Industria Textil e do Vestuário - Textile Industry - Ano XVI

Industria Textil e do Vestuário - Textile Industry - Ano XVI

O desperdício e o reúso da água na indústria

Fonte:|meiofiltrante.com.br|

Arno Rothbarth



Nos últimos anos temos observado uma preocupação ambiental
especificamente com o reúso, ou a recuperação da água nas indústrias.
Até mesmo o “fechamento de circuito” virou assunto predileto em
congressos e em artigos técnicos. A reutilização da água dos circuitos
de processo industrial é bem aceita e varia de acordo com os processos
aplicados na indústria. A água utilizada nas indústrias tem uma
peculiaridade que é ser, ao mesmo tempo, insumo e produto.

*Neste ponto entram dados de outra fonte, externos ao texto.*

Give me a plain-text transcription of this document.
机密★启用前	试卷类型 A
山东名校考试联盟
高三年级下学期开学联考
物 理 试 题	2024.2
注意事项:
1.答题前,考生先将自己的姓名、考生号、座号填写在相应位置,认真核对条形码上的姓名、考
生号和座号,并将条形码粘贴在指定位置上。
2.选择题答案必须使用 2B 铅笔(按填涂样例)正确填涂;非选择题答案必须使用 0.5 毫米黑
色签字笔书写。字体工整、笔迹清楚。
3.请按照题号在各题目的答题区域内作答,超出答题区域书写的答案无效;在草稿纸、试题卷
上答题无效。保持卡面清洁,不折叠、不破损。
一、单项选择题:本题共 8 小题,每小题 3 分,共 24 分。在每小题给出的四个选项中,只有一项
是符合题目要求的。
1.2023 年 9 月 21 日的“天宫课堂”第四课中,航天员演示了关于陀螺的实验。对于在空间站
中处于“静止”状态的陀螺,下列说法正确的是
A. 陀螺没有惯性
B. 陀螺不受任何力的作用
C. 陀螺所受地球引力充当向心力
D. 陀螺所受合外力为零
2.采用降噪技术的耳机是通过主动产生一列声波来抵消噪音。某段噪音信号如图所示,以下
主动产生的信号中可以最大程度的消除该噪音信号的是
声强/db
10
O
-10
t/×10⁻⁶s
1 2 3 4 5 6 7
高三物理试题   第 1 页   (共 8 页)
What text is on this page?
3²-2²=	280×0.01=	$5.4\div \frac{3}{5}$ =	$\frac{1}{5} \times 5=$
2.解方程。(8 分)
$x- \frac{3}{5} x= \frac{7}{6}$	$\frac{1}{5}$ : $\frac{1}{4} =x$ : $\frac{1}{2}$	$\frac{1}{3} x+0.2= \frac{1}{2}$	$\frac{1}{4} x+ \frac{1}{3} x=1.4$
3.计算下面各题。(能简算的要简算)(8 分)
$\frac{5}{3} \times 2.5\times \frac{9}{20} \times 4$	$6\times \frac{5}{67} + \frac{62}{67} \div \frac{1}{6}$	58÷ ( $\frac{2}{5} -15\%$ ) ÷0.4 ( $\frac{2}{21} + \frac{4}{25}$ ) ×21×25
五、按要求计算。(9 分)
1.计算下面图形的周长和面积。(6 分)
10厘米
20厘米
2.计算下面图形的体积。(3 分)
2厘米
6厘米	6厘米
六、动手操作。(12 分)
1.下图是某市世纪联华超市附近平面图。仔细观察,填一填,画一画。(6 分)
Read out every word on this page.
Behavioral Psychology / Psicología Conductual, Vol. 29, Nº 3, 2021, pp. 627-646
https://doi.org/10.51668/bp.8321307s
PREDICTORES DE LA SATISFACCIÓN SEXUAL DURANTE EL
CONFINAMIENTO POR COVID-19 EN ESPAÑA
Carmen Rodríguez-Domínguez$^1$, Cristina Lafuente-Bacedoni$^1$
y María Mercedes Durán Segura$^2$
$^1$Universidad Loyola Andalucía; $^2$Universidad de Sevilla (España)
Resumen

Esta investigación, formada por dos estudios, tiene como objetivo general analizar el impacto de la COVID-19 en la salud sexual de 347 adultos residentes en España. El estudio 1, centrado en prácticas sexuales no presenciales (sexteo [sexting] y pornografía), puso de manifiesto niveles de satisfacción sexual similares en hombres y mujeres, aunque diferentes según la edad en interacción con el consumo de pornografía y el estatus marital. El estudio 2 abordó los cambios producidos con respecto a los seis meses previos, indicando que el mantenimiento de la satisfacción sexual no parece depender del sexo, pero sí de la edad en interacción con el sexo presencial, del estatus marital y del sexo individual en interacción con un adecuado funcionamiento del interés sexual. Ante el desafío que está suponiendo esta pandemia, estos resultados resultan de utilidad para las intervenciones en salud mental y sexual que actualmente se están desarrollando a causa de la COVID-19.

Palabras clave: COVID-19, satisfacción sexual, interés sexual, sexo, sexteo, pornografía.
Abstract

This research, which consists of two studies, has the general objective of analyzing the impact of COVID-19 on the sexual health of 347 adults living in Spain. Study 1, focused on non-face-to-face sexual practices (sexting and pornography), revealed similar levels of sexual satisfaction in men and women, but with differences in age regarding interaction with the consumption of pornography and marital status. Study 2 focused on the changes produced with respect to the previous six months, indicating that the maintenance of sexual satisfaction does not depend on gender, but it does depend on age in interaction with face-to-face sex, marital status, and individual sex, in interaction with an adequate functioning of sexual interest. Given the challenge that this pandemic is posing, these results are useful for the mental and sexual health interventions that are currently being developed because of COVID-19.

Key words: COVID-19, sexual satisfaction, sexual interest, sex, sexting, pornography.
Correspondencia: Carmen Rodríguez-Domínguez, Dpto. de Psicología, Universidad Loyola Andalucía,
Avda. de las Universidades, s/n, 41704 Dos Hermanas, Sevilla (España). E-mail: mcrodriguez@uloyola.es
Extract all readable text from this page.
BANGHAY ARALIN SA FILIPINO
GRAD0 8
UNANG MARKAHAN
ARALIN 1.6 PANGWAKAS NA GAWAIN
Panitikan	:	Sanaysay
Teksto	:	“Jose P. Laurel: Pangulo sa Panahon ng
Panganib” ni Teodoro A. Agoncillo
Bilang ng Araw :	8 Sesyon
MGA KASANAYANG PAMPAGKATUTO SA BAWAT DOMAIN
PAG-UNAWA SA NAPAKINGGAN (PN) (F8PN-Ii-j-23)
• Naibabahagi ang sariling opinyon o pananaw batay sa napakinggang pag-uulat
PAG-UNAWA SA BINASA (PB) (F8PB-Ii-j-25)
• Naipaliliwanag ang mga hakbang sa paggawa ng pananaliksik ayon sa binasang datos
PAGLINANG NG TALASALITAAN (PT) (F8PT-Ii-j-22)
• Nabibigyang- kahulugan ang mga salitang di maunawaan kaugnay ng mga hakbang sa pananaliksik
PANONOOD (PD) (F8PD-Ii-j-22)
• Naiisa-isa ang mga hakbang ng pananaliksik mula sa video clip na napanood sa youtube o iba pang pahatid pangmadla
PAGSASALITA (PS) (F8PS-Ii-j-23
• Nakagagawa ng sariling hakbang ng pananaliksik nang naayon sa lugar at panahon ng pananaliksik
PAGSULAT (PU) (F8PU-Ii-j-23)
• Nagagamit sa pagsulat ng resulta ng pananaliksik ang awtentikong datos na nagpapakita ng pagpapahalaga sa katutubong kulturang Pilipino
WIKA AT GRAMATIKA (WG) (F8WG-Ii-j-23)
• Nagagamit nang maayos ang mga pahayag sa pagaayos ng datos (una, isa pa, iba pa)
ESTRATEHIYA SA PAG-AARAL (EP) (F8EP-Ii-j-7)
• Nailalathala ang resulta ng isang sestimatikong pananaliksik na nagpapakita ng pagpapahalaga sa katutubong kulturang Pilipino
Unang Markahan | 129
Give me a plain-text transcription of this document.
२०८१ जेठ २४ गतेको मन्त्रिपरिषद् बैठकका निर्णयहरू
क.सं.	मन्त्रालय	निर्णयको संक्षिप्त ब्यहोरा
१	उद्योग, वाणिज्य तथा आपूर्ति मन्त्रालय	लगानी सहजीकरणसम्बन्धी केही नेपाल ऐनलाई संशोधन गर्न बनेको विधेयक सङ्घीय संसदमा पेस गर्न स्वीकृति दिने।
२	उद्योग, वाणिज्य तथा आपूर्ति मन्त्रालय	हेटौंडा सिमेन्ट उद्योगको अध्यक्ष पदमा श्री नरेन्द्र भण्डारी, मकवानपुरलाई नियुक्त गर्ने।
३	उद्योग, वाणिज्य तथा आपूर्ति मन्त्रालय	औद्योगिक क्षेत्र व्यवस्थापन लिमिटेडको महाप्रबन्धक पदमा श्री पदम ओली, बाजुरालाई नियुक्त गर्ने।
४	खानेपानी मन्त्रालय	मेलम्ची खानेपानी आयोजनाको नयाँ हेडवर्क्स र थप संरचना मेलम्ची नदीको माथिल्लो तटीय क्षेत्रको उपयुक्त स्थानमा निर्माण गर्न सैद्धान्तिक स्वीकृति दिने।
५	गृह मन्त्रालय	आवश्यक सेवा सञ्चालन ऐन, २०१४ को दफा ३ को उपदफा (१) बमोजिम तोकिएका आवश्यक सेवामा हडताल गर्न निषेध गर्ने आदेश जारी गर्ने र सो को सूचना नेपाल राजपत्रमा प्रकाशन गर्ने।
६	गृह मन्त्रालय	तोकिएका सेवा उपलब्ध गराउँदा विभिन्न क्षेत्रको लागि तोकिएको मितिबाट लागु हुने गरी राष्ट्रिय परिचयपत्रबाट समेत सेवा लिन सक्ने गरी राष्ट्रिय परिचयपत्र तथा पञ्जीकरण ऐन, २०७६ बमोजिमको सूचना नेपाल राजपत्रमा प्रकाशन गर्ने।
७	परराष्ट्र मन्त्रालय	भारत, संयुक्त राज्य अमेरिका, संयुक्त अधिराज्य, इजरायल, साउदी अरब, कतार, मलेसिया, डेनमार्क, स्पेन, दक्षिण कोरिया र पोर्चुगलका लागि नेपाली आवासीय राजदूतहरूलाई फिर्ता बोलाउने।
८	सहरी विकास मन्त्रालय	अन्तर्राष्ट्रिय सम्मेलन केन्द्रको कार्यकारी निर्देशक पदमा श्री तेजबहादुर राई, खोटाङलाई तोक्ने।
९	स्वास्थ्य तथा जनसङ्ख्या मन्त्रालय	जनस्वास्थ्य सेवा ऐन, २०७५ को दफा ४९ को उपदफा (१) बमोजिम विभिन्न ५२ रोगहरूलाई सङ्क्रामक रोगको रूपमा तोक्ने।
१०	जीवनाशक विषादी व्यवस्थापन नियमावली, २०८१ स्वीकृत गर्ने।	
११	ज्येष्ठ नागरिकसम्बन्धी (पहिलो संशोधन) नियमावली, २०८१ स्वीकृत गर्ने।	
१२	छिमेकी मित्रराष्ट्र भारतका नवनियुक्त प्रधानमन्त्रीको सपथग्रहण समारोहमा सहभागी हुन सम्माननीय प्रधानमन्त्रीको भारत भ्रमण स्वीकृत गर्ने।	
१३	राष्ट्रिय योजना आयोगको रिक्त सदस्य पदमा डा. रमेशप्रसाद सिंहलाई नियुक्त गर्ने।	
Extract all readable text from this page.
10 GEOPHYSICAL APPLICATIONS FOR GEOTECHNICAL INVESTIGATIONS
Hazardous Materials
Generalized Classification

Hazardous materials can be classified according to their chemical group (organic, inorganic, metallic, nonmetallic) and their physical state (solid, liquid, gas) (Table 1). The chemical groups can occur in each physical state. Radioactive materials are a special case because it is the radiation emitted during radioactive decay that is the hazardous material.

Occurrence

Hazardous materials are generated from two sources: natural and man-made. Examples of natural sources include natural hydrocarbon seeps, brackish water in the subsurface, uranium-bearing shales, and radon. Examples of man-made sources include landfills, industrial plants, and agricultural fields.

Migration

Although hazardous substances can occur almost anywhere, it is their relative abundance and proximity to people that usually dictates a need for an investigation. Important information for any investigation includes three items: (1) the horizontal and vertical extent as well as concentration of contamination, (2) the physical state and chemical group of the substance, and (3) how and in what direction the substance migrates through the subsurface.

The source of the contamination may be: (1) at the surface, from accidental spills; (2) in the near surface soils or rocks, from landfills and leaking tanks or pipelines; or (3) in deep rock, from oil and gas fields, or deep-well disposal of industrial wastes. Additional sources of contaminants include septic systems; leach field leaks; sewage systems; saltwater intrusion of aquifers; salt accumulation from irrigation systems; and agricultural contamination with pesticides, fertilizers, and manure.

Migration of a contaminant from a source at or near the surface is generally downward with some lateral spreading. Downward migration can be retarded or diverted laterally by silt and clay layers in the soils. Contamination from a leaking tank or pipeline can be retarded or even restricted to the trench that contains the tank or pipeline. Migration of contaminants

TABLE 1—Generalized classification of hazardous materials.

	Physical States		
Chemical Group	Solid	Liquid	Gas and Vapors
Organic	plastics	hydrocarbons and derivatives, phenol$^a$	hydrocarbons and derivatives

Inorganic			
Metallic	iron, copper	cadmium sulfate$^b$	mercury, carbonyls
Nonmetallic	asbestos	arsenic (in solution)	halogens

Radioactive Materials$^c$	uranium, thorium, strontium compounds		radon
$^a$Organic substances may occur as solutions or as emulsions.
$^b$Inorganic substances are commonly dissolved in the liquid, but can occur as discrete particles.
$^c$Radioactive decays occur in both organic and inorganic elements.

Entretanto, o
maior problema, sob o ponto de vista econômico e ecológico, não está no
reúso ou não da água, mas no desperdício que ocorre nas instalações
industriais. Neste artigo vamos discorrer sobre as origens do
desperdício e os métodos aplicados para evitá-lo.

Água: insumo e produto
Em julho de 2000, o governo brasileiro criou a Agência Nacional de
Águas, que tem como missão implementar e coordenar a gestão
compartilhada e integrada dos recursos hídricos e regular o acesso a
água, promovendo o seu uso sustentável em benefício da atual e das
futuras gerações.
Trata-se de um órgão regulador criado para fazer aquilo que outros
órgãos de diferentes ministérios deveriam fazer. Apesar de ser uma
autarquia, sofre a ingerência direta do ministério do Meio Ambiente e
principalmente do IBAMA. Depois da criação desta agência, foram
alterados alguns procedimentos para o gerenciamento dos recursos
hídricos, classificando os principais consumidores deste insumo
insubstituível para a vida na terra. Uma das ações deste órgão foi a
implantação (embora tímida) da cobrança pelo uso da água; captação, uso e
despejo final do efluente.
Considerando a água como um insumo, devemos tratá-la de forma mais
racional possível, tanto sob o ponto de vista econômico como ambiental.
No seu conceito mais amplo, insumo é a combinação de fatores de
produção, diretos e indiretos (mão-de-obra, energia, matéria-prima), que
entram na elaboração de certa quantidade de bens (produtos) ou
serviços.
Quando a água passa a ser o próprio produto, isto é, compõe em mais de
80% o bem final, o reúso passa a ter importância menor do que o
desperdício. A água como produto final pode ser exemplificada como:
perfumes, bebidas, molhos, gelo potável etc.
Neste artigo, vamos considerar a água como insumo e avaliar os
aspectos de desperdício, reúso e fechamento de circuito.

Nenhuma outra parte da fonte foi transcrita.